This work addresses the performance degradation in user-centric cell-free massive MIMO systems caused by inaccurate channel state information. To mitigate the adverse effects of channel estimation errors while maintaining computational efficiency, the authors propose a robust power allocation method based on a Tikhonov-regularized least-squares framework, integrated with zero-forcing precoding. This study is the first to introduce Tikhonov regularization into power optimization for this specific setting, achieving a favorable balance between robustness and low complexity. Simulation results demonstrate that, under channel uncertainty, the proposed scheme significantly outperforms existing non-robust approaches in terms of system performance, while incurring low computational overhead—making it well-suited for large-scale deployment.

In cell-free massive multiple-input multiple-output (MIMO) networks, robust resource allocation is critical to ensure reliable system performance in the presence of channel uncertainties resulting from imperfect channel state information (CSI).
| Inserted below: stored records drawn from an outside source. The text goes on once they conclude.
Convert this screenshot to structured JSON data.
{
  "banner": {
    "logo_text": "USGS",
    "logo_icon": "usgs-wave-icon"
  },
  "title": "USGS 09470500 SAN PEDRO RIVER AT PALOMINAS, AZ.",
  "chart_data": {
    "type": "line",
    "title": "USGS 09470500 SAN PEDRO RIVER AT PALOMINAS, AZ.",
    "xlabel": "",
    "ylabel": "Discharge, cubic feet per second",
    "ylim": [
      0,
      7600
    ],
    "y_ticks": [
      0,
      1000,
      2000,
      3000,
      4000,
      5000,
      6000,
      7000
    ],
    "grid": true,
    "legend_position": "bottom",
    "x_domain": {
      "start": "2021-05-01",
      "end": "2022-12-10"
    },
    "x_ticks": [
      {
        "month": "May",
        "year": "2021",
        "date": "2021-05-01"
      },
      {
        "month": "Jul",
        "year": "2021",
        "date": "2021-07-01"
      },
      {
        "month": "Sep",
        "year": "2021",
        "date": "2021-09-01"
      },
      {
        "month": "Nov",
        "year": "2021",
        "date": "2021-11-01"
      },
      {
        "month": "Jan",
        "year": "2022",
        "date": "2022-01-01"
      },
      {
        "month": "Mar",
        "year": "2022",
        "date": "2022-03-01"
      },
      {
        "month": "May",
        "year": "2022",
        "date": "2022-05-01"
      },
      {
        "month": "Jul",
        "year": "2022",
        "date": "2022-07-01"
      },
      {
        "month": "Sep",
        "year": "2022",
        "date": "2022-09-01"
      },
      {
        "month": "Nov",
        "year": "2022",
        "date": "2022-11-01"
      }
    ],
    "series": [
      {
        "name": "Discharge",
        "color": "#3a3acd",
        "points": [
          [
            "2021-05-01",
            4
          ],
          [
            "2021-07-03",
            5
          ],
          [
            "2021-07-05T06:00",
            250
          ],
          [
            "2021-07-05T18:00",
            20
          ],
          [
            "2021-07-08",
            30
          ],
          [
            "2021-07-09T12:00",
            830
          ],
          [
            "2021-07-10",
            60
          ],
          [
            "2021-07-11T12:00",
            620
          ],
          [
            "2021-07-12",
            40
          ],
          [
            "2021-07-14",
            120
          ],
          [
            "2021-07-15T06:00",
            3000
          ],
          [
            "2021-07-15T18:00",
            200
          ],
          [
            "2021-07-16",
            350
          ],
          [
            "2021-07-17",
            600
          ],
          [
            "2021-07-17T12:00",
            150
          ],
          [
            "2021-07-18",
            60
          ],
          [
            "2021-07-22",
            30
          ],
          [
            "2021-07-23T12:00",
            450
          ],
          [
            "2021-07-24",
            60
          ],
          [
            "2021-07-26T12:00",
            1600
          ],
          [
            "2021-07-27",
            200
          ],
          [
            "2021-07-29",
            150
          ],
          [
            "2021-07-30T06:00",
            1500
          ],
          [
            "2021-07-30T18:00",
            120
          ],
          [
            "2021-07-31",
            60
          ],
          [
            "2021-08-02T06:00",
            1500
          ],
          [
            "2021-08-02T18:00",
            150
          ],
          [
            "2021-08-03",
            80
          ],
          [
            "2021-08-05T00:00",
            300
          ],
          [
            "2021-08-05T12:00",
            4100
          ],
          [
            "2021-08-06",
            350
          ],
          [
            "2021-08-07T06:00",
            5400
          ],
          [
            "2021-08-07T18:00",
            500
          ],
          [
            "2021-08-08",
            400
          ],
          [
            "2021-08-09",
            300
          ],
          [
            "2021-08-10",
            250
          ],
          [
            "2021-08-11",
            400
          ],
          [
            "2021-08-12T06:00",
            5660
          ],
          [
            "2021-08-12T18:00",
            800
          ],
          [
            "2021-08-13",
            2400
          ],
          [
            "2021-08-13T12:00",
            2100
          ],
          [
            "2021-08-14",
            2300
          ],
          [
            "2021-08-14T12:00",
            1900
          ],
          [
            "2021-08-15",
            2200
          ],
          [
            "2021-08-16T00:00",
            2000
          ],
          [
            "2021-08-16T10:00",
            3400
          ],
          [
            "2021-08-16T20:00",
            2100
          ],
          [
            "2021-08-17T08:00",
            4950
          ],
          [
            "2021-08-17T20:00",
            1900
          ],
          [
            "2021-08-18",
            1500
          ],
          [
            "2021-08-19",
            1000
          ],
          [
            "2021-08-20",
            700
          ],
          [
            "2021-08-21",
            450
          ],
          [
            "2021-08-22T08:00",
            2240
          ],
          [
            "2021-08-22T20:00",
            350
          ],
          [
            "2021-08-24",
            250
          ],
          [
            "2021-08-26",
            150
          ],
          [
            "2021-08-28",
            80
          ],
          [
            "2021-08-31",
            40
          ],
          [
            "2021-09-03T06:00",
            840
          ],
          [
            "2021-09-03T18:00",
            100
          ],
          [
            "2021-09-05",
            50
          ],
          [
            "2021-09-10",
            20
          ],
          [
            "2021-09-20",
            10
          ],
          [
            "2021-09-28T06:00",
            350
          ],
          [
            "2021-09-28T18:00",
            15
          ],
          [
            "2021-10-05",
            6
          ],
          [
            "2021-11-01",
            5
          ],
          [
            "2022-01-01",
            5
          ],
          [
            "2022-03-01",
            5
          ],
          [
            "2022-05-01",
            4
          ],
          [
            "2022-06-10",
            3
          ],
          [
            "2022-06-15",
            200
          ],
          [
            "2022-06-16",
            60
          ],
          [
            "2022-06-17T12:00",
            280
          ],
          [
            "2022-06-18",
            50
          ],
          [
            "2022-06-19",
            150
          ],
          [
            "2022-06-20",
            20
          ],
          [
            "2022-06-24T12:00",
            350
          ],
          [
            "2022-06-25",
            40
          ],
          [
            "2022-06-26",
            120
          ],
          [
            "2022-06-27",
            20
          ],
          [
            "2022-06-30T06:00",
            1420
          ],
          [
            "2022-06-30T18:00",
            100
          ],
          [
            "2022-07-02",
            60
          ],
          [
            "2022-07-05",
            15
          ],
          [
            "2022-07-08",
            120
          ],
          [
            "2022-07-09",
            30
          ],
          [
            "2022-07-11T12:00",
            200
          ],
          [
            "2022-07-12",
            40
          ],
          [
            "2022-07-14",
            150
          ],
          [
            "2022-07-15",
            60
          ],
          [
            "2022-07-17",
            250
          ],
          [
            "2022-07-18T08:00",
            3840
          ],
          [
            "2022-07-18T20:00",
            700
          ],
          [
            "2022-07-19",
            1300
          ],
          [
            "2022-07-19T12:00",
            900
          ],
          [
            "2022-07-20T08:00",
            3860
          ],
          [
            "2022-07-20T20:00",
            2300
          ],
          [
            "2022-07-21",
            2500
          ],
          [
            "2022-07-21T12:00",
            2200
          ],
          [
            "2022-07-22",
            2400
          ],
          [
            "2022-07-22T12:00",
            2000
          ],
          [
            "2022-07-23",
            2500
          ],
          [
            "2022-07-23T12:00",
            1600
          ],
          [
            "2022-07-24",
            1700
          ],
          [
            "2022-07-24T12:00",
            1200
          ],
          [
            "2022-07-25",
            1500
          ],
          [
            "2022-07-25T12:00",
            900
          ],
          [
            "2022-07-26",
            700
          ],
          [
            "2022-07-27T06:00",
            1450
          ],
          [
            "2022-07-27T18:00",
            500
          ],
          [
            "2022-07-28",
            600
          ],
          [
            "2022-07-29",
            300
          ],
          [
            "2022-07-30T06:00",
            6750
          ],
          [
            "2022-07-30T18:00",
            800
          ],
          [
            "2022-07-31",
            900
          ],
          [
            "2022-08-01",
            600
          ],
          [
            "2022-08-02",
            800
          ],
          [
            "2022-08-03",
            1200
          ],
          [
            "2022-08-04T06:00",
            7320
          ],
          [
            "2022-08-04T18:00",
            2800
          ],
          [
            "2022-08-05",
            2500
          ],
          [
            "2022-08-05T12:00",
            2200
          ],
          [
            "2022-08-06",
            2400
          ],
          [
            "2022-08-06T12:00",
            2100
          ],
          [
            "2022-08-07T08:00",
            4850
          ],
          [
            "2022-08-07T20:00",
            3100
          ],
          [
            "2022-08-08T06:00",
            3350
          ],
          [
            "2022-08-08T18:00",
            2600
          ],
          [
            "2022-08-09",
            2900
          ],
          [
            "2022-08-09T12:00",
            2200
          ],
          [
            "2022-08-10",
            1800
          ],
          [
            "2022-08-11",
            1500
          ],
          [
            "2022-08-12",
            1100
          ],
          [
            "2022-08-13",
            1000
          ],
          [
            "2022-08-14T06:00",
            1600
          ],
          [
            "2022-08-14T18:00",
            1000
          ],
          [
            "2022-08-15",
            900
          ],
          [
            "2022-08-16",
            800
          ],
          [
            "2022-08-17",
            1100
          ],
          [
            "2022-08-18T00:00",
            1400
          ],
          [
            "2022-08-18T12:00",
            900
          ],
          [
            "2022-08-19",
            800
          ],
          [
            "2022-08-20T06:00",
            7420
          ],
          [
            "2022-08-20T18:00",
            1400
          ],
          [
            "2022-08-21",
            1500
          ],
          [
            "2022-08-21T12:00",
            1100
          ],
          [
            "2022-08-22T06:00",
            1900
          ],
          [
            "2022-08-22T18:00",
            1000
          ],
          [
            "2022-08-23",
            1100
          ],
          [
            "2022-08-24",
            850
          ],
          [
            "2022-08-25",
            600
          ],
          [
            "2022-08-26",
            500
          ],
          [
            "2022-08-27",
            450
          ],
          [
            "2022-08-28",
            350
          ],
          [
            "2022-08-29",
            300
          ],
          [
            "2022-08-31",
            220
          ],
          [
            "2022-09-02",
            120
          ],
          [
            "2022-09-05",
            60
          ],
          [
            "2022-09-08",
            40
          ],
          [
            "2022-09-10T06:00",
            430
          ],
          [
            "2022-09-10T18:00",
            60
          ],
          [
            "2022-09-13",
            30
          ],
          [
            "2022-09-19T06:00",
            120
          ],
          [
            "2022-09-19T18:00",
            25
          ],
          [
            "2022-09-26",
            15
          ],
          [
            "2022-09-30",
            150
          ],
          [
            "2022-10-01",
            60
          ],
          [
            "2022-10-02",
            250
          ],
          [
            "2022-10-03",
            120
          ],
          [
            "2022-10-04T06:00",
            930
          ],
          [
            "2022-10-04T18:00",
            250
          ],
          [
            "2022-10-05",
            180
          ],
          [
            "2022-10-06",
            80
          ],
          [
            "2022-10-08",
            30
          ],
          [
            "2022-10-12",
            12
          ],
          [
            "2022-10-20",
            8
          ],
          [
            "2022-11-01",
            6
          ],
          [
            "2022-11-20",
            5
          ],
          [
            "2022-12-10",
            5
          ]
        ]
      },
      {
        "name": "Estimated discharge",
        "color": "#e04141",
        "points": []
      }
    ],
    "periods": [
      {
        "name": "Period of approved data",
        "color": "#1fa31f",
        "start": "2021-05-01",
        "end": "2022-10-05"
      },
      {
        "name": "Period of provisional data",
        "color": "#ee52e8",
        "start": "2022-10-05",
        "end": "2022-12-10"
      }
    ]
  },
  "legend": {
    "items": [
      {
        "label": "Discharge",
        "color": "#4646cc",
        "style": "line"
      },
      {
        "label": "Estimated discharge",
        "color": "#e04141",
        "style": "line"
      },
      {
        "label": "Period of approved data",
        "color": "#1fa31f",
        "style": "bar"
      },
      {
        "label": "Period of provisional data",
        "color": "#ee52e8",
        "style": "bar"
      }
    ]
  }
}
In this work, we propose a robust power allocation method that formulates the power optimization problem into a least-squares framework, enhanced by Tikhonov regularization to mitigate the adverse effects of channel estimation errors. We integrate our approach with zero-forcing precoding, enabling a design that is both computationally efficient and resilient to CSI imperfections. Numerical results indicate that the proposed method outperforms existing non-robust techniques while benefiting from low computational overhead, making it well-suited for large-scale deployments under CSI uncertainty.